PEIXE DEVOLVA JONAS, POIS ELE JÁ SE RENDEU AO PROPÓSITO

 

“E OROU Jonas ao SENHOR, seu Deus, das entranhas do peixe. E disse: Na minha angústia clamei ao SENHOR, e ele me respondeu; do ventre do inferno gritei, e tu ouviste a minha voz. Porque tu me lançaste no profundo, no coração dos mares, e a corrente das águas me cercou; todas as tuas ondas e as tuas vagas têm passado por cima de mim. (…) Mas eu te oferecerei sacrifício com a voz do agradecimento; o que votei pagarei. Do SENHOR vem a salvação. Falou, pois, o SENHOR ao peixe, e este vomitou a Jonas na terra seca” (Jonas 2).

 

 

Quando a dureza do coração de Jonas se quebrou e ele reconheceu seu chamado, a sua missão e Quem lhe havia enviado, do Senhor veio a sua salvação. Isso é fantástico. O Senhor falou com o peixe e mandou liberar o rapaz, pois a rebelião havia sido vencida.

 

QUANTAS NÍNIVES VIVEM A ESPERAR POR MIM

 

Ah, quantas Nínives estão a nossa espera! Quantos jovens, mulheres, homens, crianças, adolescentes! Ah, quanta gente espera que saiamos do caminho de Társis e aprumemos com o caminho do propósito de Deus!

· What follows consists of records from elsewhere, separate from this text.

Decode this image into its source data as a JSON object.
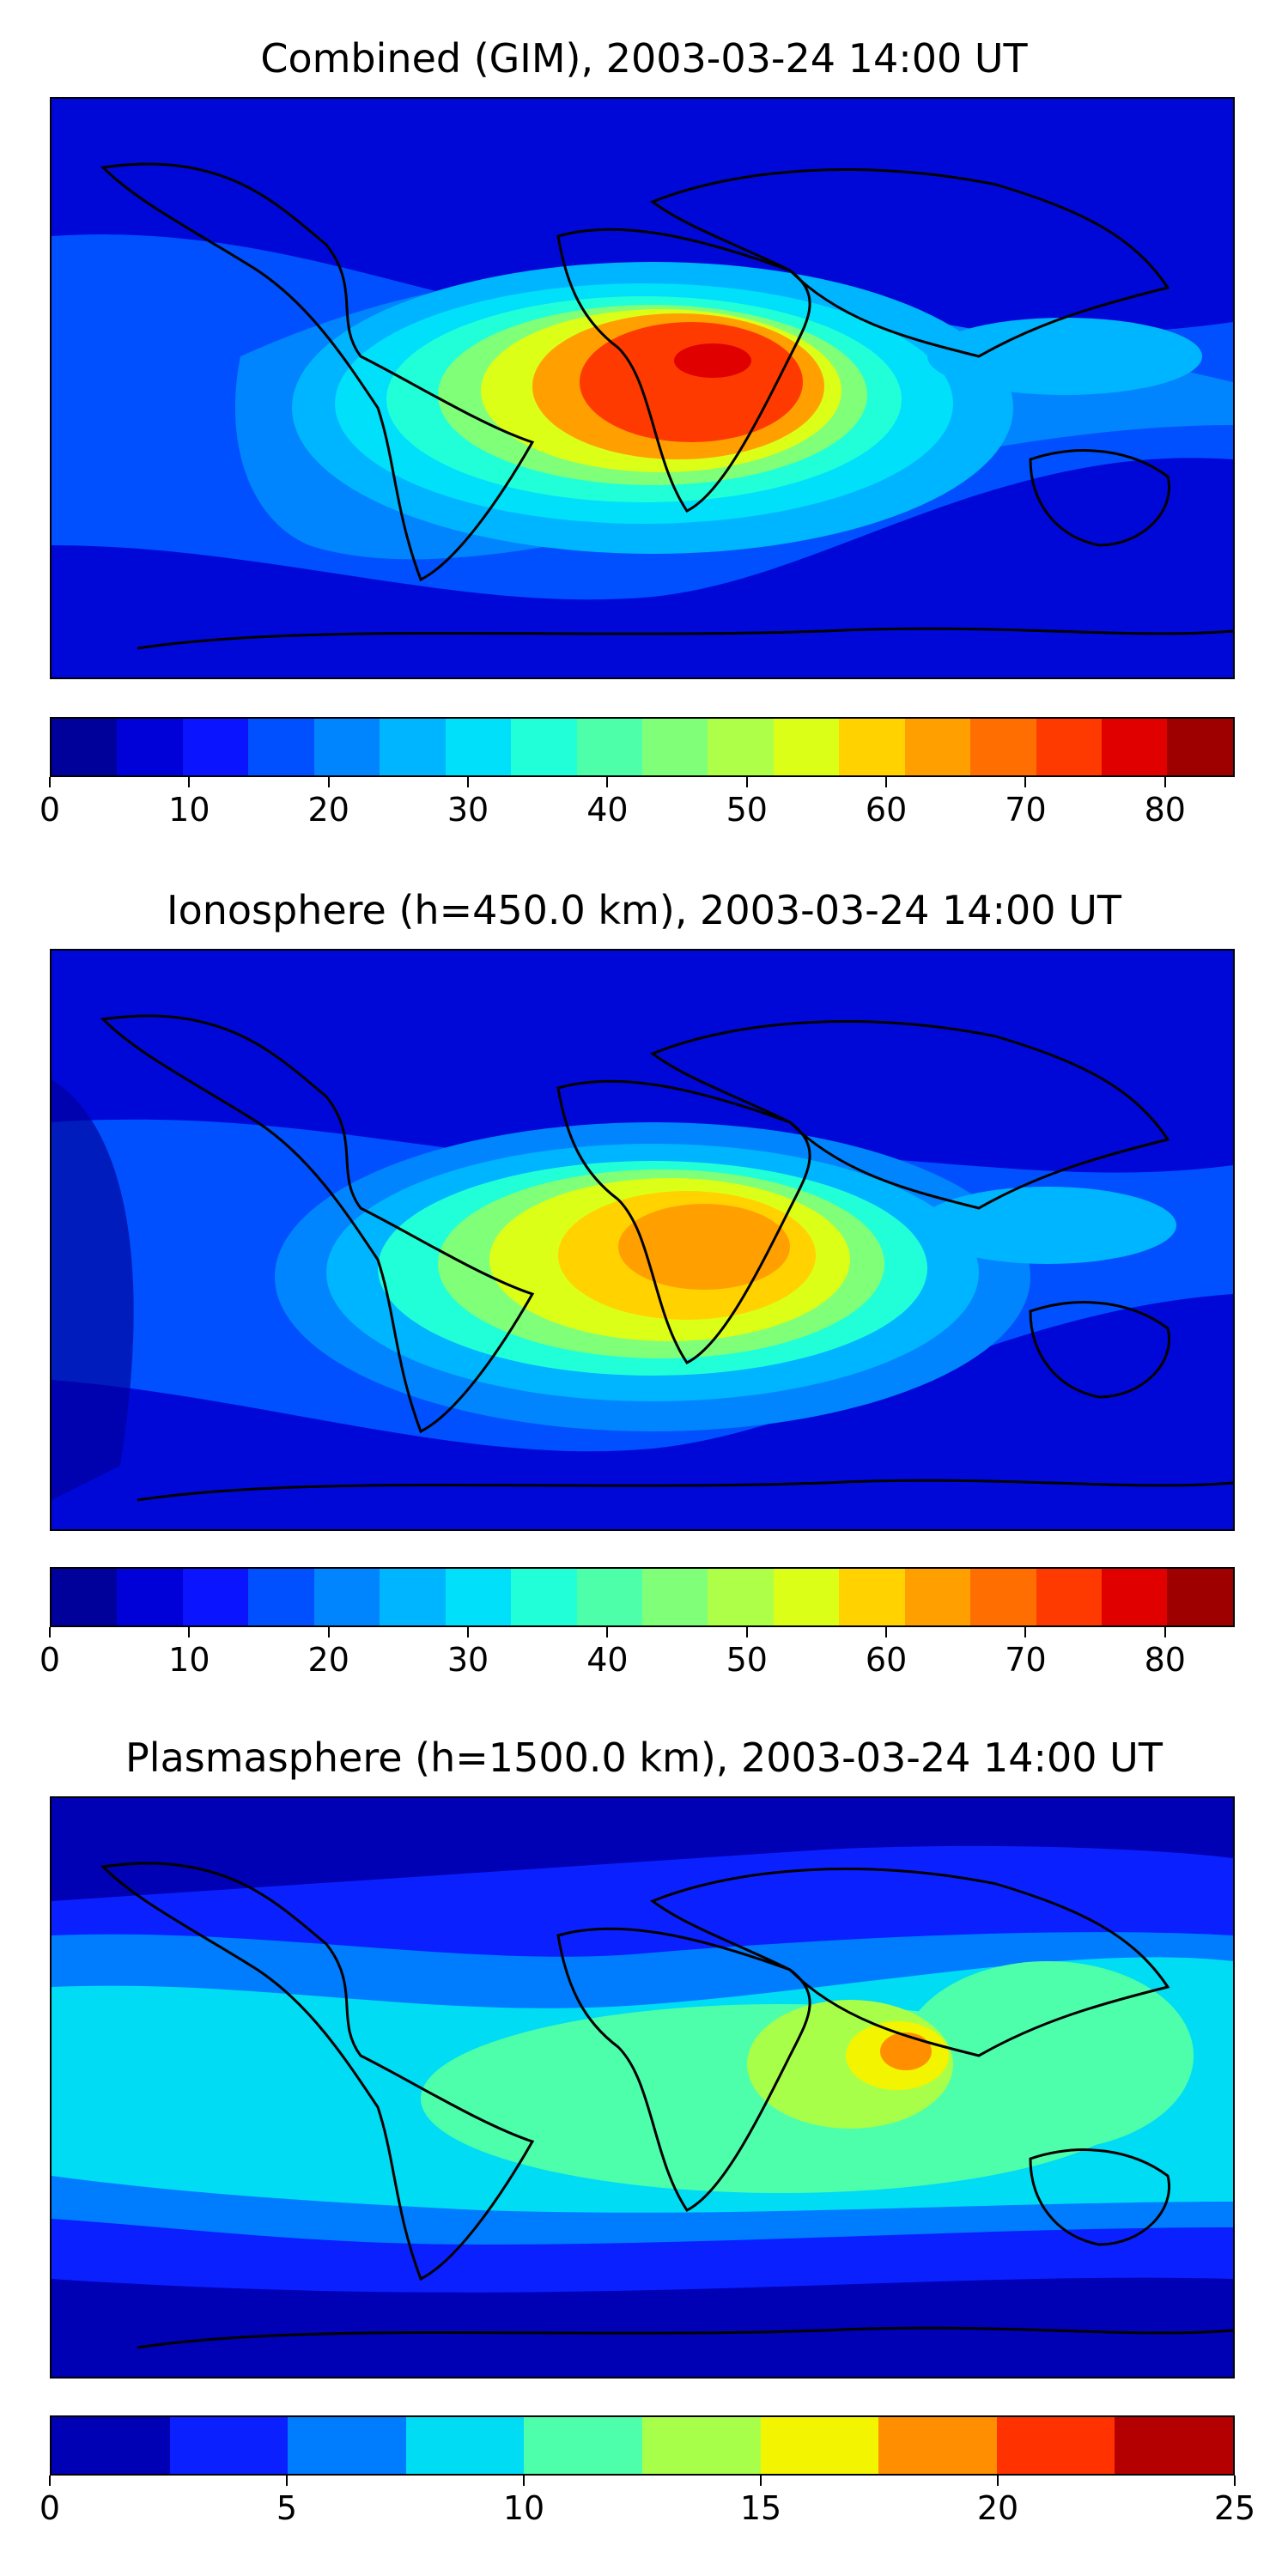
{
  "panels": [
    {
      "title": "Combined (GIM), 2003-03-24 14:00 UT",
      "field": "tec-combined",
      "colorbar": {
        "min": 0,
        "max": 85,
        "levels": [
          0,
          5,
          10,
          15,
          20,
          25,
          30,
          35,
          40,
          45,
          50,
          55,
          60,
          65,
          70,
          75,
          80,
          85
        ],
        "colors": [
          "#00009a",
          "#0000d8",
          "#0a14ff",
          "#0050ff",
          "#0085ff",
          "#00b5ff",
          "#00e0fa",
          "#20ffd8",
          "#4dffa8",
          "#80ff78",
          "#adff48",
          "#dcff18",
          "#ffd200",
          "#ffa000",
          "#ff6e00",
          "#ff3a00",
          "#e00000",
          "#9e0000"
        ],
        "ticks": [
          "0",
          "10",
          "20",
          "30",
          "40",
          "50",
          "60",
          "70",
          "80"
        ],
        "tick_values": [
          0,
          10,
          20,
          30,
          40,
          50,
          60,
          70,
          80
        ]
      }
    },
    {
      "title": "Ionosphere  (h=450.0 km), 2003-03-24 14:00 UT",
      "field": "tec-ionosphere",
      "colorbar": {
        "min": 0,
        "max": 85,
        "levels": [
          0,
          5,
          10,
          15,
          20,
          25,
          30,
          35,
          40,
          45,
          50,
          55,
          60,
          65,
          70,
          75,
          80,
          85
        ],
        "colors": [
          "#00009a",
          "#0000d8",
          "#0a14ff",
          "#0050ff",
          "#0085ff",
          "#00b5ff",
          "#00e0fa",
          "#20ffd8",
          "#4dffa8",
          "#80ff78",
          "#adff48",
          "#dcff18",
          "#ffd200",
          "#ffa000",
          "#ff6e00",
          "#ff3a00",
          "#e00000",
          "#9e0000"
        ],
        "ticks": [
          "0",
          "10",
          "20",
          "30",
          "40",
          "50",
          "60",
          "70",
          "80"
        ],
        "tick_values": [
          0,
          10,
          20,
          30,
          40,
          50,
          60,
          70,
          80
        ]
      }
    },
    {
      "title": "Plasmasphere (h=1500.0 km), 2003-03-24 14:00 UT",
      "field": "tec-plasmasphere",
      "colorbar": {
        "min": 0,
        "max": 25,
        "levels": [
          0,
          2.5,
          5,
          7.5,
          10,
          12.5,
          15,
          17.5,
          20,
          22.5,
          25
        ],
        "colors": [
          "#0000b4",
          "#0a20ff",
          "#007cff",
          "#00dcf4",
          "#4dffaa",
          "#a8ff4a",
          "#f2f400",
          "#ff8e00",
          "#ff3200",
          "#b40000"
        ],
        "ticks": [
          "0",
          "5",
          "10",
          "15",
          "20",
          "25"
        ],
        "tick_values": [
          0,
          5,
          10,
          15,
          20,
          25
        ]
      }
    }
  ]
}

Ir para Nínive é se render nos braços de Deus para cumprir o chamado ainda que isso lhe custe renunciar suas próprias opiniões acerca do povo, da cidade, da própria missão. Penso que um coração avivado sempre tem o PROPÓSITO DE DEUS como o  grande ideal.

Quero ser participante dessa geração de apaixonados por agradar a Deus acima de tudo. Espero que seu coração também seja inflamado por esse mesmo desejo de vermos o propósito de Deus acontecendo em nossos dias.

 

Abraços inflamados pelo propósito profético.